Los apagones prolongados han dejado a muchos en una situación crítica. Si tu cocina funciona con electricidad, hasta preparar una simple taza de té se convierte en un desafío. Si bien algunos optan por hornallas portátiles a gas, está el miedo a tener cilindros en casa o que se corte la luz de forma inesperada. Aquí te presento un truco probado que te permitirá no solo calentar tu cena, sino también cocinar cereales, pasta o freír huevos.
Cómo cocinar sin luz ni gas: un salvavidas en apuros
Para este método, ten siempre a mano unas 5-6 velas de parafina en el refrigerador. Si tienes más, ¡mejor! La parafina congelada se derrite más lentamente, haciendo que la vela dure considerablemente más tiempo.

Creando tu hornalla de emergencia
Para armar tu «cocina improvisada», necesitarás un soporte. Pueden ser ollas altas o los bordes del fregadero. Coloca la rejilla del horno encima y sitúa las velas debajo de la rejilla.
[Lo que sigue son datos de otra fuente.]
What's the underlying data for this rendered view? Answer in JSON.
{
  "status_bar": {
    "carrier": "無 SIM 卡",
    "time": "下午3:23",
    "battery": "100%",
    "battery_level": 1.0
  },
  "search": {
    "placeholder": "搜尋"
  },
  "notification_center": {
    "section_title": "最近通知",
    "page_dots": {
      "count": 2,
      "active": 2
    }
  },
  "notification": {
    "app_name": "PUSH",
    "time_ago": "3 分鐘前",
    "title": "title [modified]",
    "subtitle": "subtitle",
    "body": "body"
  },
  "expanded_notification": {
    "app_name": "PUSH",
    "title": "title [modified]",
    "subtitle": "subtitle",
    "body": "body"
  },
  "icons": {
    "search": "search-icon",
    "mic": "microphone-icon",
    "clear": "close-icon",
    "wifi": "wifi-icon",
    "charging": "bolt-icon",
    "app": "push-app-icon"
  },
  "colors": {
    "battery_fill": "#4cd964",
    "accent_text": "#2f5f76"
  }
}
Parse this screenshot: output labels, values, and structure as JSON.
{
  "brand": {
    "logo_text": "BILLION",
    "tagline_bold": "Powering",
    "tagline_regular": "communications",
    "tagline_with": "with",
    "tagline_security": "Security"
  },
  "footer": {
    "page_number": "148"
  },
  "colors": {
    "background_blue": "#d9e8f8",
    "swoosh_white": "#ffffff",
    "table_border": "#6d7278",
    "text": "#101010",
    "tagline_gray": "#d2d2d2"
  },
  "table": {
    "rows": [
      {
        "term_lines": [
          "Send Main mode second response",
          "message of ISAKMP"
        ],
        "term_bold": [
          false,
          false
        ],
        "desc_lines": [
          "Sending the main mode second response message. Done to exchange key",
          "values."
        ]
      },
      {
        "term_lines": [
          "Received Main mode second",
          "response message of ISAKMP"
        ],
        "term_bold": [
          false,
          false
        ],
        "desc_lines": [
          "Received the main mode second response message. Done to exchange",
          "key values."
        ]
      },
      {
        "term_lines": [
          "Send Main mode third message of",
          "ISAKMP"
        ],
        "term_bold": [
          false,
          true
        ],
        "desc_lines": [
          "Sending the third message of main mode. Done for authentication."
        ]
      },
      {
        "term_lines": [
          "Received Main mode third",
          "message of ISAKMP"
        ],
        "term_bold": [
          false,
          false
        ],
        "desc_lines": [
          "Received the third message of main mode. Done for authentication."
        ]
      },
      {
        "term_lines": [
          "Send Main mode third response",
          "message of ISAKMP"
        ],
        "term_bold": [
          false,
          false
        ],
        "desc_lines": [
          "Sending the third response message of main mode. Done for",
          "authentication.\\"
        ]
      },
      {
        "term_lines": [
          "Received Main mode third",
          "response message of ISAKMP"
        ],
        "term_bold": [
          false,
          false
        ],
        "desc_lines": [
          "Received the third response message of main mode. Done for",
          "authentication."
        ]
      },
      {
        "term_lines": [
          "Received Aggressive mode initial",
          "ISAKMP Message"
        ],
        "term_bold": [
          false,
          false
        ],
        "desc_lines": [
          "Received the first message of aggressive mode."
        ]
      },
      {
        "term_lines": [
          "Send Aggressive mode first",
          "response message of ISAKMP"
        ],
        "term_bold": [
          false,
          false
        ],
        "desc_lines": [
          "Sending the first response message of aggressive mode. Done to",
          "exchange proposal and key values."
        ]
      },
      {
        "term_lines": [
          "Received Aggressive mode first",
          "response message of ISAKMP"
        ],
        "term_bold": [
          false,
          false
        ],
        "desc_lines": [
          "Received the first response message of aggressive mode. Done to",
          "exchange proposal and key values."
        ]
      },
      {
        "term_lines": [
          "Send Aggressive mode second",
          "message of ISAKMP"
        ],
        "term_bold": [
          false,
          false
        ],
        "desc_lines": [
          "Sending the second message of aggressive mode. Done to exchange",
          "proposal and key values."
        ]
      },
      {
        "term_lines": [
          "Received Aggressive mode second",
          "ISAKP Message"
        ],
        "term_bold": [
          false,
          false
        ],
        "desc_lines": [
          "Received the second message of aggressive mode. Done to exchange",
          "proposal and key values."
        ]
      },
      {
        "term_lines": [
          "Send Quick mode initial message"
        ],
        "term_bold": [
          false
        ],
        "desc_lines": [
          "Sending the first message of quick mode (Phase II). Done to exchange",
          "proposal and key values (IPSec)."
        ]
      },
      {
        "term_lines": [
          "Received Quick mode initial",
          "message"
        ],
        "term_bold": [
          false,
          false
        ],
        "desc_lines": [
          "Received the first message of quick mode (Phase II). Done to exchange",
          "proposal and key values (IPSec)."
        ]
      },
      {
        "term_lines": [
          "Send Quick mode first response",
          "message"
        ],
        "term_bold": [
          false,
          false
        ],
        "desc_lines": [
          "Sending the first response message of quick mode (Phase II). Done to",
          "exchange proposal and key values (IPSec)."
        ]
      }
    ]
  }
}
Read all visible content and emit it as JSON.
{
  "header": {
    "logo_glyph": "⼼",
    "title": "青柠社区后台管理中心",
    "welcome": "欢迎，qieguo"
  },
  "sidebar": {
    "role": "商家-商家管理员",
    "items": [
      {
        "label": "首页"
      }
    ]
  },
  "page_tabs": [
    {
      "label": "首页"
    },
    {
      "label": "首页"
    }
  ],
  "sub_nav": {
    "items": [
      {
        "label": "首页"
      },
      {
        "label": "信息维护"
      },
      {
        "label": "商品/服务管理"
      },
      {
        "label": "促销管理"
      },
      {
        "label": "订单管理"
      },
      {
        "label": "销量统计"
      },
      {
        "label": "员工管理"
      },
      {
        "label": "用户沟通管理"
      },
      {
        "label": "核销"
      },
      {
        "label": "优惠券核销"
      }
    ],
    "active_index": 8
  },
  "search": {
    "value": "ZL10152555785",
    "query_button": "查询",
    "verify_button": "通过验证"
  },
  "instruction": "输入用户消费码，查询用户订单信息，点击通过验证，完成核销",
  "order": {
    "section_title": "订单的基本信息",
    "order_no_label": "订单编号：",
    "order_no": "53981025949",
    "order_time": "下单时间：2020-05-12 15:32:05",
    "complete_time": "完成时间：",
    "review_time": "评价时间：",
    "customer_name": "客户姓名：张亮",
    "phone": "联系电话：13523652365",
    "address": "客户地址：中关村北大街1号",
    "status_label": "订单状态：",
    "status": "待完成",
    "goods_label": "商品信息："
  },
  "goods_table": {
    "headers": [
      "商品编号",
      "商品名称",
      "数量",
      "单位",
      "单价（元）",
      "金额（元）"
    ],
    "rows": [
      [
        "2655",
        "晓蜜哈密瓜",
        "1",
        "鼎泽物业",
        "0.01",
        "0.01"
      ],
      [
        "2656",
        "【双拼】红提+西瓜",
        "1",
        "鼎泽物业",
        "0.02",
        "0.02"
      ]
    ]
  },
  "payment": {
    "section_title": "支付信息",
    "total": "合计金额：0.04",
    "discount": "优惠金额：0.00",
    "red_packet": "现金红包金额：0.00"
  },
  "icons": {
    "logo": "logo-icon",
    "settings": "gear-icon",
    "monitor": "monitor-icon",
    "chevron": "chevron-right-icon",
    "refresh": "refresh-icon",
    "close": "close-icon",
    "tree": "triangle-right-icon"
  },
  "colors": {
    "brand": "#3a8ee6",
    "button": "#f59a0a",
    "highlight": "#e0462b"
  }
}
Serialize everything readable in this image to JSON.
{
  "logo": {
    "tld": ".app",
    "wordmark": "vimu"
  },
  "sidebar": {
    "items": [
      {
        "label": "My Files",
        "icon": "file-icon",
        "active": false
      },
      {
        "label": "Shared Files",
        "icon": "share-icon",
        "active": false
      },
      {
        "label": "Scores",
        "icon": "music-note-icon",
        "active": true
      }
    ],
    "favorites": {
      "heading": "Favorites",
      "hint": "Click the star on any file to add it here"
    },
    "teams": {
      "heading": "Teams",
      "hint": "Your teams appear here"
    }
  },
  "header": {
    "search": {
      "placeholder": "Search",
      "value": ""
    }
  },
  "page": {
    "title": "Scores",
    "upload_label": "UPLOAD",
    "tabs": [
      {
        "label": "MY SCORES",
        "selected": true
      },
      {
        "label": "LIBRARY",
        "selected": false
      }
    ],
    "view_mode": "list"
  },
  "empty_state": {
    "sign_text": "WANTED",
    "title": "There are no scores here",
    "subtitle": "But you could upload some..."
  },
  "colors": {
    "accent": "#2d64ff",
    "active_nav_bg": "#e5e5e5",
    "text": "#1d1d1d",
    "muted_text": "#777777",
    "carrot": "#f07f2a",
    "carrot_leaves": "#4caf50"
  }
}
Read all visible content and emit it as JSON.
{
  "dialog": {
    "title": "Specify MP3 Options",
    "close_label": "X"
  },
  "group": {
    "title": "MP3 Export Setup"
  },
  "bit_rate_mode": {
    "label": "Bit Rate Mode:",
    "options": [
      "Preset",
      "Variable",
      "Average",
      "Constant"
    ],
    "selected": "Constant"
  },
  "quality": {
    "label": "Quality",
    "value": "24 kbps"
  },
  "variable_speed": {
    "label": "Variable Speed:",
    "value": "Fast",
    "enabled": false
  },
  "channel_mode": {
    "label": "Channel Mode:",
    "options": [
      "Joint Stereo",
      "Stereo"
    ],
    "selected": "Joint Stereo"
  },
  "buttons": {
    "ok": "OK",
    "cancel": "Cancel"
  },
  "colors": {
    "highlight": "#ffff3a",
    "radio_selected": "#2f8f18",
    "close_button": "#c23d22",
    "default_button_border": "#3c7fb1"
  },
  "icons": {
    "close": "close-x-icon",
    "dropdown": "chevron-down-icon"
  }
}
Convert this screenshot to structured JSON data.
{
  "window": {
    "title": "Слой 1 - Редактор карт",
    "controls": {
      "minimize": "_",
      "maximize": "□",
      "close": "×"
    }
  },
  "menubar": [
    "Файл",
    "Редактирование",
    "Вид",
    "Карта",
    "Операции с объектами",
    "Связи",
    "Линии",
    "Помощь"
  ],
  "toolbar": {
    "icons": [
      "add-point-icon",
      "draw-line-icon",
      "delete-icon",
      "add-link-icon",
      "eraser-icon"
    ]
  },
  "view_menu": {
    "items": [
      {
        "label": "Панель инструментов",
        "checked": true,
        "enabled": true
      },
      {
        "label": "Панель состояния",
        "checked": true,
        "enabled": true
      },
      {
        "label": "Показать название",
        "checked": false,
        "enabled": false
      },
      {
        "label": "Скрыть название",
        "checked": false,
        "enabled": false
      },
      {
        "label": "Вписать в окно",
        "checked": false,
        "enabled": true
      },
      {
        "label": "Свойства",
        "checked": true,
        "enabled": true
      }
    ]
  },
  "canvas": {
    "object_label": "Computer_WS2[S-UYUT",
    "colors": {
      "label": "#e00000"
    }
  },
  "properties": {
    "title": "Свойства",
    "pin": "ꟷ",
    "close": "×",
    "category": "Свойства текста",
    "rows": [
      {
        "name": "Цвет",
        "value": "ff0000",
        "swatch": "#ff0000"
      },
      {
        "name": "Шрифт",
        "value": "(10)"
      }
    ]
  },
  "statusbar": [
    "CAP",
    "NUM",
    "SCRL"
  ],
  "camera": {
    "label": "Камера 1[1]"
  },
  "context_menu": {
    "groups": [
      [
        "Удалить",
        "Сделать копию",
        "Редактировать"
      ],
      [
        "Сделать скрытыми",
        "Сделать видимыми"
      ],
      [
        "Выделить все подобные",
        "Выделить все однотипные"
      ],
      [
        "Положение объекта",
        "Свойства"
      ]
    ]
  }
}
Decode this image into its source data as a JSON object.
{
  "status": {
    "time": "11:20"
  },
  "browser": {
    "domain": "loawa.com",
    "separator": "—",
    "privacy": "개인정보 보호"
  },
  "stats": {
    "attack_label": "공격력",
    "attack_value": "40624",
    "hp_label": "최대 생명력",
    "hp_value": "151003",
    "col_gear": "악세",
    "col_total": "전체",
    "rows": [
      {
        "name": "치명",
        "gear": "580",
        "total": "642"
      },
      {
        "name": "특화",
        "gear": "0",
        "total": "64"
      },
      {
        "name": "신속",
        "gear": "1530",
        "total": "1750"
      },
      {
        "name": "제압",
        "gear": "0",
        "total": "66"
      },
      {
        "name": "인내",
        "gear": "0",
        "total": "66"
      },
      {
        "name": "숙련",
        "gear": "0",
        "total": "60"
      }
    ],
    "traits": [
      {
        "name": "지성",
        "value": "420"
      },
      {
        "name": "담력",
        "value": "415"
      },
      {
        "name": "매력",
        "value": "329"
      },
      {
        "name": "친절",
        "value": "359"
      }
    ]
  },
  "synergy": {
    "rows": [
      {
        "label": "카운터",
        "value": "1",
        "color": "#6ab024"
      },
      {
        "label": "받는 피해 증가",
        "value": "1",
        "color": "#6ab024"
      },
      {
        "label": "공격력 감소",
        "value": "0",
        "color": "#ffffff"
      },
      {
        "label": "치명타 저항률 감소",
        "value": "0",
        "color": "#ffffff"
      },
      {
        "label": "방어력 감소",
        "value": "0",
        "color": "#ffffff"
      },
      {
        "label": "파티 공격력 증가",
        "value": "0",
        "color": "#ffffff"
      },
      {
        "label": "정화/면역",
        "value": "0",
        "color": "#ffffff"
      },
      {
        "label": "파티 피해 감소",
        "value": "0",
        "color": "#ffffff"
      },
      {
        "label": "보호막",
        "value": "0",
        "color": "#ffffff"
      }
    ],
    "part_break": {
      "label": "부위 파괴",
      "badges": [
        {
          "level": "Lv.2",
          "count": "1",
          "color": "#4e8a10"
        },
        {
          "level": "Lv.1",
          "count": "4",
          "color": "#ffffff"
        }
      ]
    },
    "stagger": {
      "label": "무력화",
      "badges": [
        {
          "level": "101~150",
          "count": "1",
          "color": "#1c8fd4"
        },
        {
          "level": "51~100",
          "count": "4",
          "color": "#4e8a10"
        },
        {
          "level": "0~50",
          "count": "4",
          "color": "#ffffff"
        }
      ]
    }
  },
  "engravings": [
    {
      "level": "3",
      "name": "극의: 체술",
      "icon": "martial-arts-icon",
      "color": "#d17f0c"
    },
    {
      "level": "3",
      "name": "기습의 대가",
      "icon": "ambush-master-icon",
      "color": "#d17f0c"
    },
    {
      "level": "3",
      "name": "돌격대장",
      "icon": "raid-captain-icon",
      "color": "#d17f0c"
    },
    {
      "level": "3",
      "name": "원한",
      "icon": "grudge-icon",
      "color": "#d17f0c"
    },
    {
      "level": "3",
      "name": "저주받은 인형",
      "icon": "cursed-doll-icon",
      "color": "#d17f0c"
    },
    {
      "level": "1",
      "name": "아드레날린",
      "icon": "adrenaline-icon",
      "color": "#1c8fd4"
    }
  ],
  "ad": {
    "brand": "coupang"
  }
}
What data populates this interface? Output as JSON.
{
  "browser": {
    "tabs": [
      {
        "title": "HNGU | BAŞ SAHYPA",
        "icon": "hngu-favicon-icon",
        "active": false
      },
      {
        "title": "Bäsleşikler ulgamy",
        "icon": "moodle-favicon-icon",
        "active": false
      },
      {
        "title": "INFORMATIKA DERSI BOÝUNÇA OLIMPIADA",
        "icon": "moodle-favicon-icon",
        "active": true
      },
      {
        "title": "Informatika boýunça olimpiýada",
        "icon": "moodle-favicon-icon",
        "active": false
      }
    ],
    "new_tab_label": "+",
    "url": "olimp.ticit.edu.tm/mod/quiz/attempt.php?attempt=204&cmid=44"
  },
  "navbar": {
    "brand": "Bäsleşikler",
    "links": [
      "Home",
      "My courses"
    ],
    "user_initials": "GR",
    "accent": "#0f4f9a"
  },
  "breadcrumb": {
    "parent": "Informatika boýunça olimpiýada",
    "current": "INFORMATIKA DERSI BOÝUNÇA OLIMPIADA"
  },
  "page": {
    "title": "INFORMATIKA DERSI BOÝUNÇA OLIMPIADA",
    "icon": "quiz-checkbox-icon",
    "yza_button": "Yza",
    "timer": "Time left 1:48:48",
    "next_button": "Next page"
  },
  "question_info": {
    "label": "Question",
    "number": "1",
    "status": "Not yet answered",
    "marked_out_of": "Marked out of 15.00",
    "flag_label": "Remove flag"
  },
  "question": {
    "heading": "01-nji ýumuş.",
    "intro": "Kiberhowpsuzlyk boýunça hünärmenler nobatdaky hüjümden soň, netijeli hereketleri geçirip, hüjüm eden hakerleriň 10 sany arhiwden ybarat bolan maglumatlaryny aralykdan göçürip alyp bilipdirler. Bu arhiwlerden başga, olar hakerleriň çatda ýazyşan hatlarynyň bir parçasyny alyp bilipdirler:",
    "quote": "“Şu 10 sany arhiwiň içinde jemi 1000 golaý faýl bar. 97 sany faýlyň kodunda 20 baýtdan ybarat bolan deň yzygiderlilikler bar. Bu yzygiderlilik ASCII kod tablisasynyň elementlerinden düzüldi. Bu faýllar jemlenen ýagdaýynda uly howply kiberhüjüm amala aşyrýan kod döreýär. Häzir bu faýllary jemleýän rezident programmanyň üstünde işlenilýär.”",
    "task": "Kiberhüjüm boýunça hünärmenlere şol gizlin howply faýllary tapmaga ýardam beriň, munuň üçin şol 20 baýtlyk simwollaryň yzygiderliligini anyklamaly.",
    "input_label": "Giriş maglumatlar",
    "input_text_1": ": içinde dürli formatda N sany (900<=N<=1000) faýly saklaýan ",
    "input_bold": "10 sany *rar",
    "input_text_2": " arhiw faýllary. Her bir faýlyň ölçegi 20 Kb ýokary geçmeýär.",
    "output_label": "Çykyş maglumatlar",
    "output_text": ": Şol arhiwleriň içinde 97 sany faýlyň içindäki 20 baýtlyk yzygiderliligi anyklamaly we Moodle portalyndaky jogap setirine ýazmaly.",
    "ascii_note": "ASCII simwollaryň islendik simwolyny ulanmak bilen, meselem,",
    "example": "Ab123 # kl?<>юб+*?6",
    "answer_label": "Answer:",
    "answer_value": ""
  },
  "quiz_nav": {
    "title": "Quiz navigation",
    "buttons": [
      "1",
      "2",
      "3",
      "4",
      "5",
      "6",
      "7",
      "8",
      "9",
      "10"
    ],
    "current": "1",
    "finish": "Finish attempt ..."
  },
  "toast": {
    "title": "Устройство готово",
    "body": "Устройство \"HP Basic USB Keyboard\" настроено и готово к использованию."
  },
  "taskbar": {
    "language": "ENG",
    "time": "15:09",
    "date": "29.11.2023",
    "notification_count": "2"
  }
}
- Asegúrate de que las velas estén juntas y que la llama toque el fondo del recipiente.
- Si la vela es muy corta y la llama no alcanza la base del utensilio de cocina, pon algo debajo o usa una vela más larga. De lo contrario, el calor no será suficiente para hervir.
Coloca la olla con agua o la sartén sobre la rejilla. El principio de funcionamiento es el mismo que en una hornalla convencional: la vela proporciona un calor constante, suficiente para preparar platos sencillos.
Si solo necesitas calentar una pequeña porción de comida, lo ideal es transferirla a un bol metálico delgado. Este tipo de recipiente se calienta más rápido que una olla grande. Por supuesto, el proceso será más lento que con gas, pero es una forma efectiva de sobrevivir a un apagón de varios días. Lo más importante: **no dejes la estructura desatendida y mantén siempre la seguridad contra incendios en mente**.